Is unescaping of \; in foreach() intentional or not?

I came across the following code extract today and was somewhat surprised by the way \; is handled:

cmake_minimum_required(VERSION 3.16)

# Example of data to be processed
set(output [[
firstLine;aaa;bbb
secondLine;ccc;ddd]])

# The "output" variable may contain embedded semicolons, so escape them
string(REPLACE ";" "\;" output "${output}")

# Convert the string to a list, one line per list element
string(REPLACE "\n" ";" output "${output}")

message("output: ${output}")

# Iterate over each line of the output
foreach(line IN LISTS output)
    message("line: ${line}")
endforeach()

Sample output from the above:

output: firstLine\;aaa\;bbb;secondLine\;ccc\;ddd
line: firstLine;aaa;bbb
line: secondLine;ccc;ddd

Is this the expected behavior? The wording of the documentation in cmake-language(7) under the Escape Sequences section is pretty ambiguous and I find it rather unhelpful in understanding how \; should be handled in almost any situation. At the very least, it needs examples to demonstrate the various different cases. That aside, the above example could be demonstrating a bug in the foreach() command or it could be the intended behavior, but I can’t tell.

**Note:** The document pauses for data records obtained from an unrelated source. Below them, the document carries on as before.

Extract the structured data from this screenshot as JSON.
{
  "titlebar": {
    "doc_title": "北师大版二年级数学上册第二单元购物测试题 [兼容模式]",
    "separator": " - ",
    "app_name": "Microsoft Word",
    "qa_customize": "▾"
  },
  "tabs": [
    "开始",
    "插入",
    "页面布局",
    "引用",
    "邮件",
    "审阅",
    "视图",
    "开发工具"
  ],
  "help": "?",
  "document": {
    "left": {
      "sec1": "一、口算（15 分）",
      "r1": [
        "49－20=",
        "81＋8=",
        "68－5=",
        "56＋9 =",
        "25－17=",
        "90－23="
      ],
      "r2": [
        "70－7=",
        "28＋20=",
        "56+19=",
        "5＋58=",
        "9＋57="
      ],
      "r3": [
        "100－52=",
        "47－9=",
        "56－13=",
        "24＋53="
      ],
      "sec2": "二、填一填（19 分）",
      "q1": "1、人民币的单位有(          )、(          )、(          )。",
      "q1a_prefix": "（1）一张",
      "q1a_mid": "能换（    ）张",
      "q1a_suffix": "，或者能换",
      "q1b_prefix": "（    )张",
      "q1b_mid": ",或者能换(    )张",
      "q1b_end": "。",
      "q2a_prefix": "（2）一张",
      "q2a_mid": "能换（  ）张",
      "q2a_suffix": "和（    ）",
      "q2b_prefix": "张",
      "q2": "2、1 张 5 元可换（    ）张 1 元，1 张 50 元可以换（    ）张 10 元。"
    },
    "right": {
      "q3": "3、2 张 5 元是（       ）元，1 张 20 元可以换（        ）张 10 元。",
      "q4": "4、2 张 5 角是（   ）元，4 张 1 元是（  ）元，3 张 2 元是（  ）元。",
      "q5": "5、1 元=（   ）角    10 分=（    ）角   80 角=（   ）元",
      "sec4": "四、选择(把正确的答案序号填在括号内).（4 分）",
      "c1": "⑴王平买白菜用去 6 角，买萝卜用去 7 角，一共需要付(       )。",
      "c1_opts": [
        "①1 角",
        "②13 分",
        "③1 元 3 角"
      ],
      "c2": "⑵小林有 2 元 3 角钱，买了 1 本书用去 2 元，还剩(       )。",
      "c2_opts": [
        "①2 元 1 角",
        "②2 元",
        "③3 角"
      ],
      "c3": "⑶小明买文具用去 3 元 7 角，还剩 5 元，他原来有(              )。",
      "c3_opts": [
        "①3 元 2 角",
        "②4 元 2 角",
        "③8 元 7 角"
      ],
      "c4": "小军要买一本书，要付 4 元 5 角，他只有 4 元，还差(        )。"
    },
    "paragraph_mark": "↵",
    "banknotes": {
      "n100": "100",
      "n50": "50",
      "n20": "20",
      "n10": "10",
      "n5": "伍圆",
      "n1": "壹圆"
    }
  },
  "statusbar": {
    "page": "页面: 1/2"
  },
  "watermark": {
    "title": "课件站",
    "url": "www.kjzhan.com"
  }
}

@brad.king Do you know whether we expect the \; to be transformed to plain ; when the foreach() command is used like in the above example?

1 Like

The behavior is as expected. The lists documentation says:

The sequence \; does not divide a value but is replaced by ; in the resulting element.

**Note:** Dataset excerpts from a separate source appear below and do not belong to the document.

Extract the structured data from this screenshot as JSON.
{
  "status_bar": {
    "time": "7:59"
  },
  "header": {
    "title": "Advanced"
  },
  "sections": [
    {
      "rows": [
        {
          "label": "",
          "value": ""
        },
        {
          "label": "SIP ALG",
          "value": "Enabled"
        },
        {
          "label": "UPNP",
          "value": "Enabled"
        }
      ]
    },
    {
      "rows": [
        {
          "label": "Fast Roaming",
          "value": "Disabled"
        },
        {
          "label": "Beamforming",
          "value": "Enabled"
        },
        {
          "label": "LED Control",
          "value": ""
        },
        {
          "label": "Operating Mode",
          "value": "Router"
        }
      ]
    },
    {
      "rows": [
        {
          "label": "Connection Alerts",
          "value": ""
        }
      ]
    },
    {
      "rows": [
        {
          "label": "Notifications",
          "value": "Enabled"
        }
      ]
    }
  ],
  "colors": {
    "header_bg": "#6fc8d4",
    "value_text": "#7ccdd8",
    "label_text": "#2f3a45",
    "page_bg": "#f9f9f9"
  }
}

The original \; in your string() call encodes \; because the escape sequence documentation says:

A \; outside of any Variable References encodes itself

Historically this evolved in the very early days when someone said “I need to escape a ; for this specific use case” and implemented the \; behavior without considering the semantics in general. Due to compatibility, it cannot be changed now. A policy for this would have a huge runtime cost.

My question was more about how foreach() seems to be unescaping it though. That was the part that seemed more unexpected. That particular use case doesn’t seem to fall under any of the documented places where I would expect unescaping to occur.

foreach is expanding the list into elements exactly as any other list expansion does, and then iterating over those elements. What is wrong?

Hmmm… maybe I’m focusing on the wrong line. Would I be right in thinking that foreach() would assign the value to line still with that value containing the escaped \;, but it is then the evaluation of ${line} in the message() call where that escaping is removed to give plain ;?

My example is a simplified version of the code that gave rise to this query. The original code also evaluates a variable in the same way, but in a command like set(blah ${line} PARENT_SCOPE). I maybe missed that this is the evaluation that is doing the unescaping, not foreach().

foreach is setting line to firstLine;aaa;bbb and then secondLine;ccc;ddd. Inside the loop, the code message("line: ${line}") is evaluating ${line} inside a quoted argument, so there is no list expansion.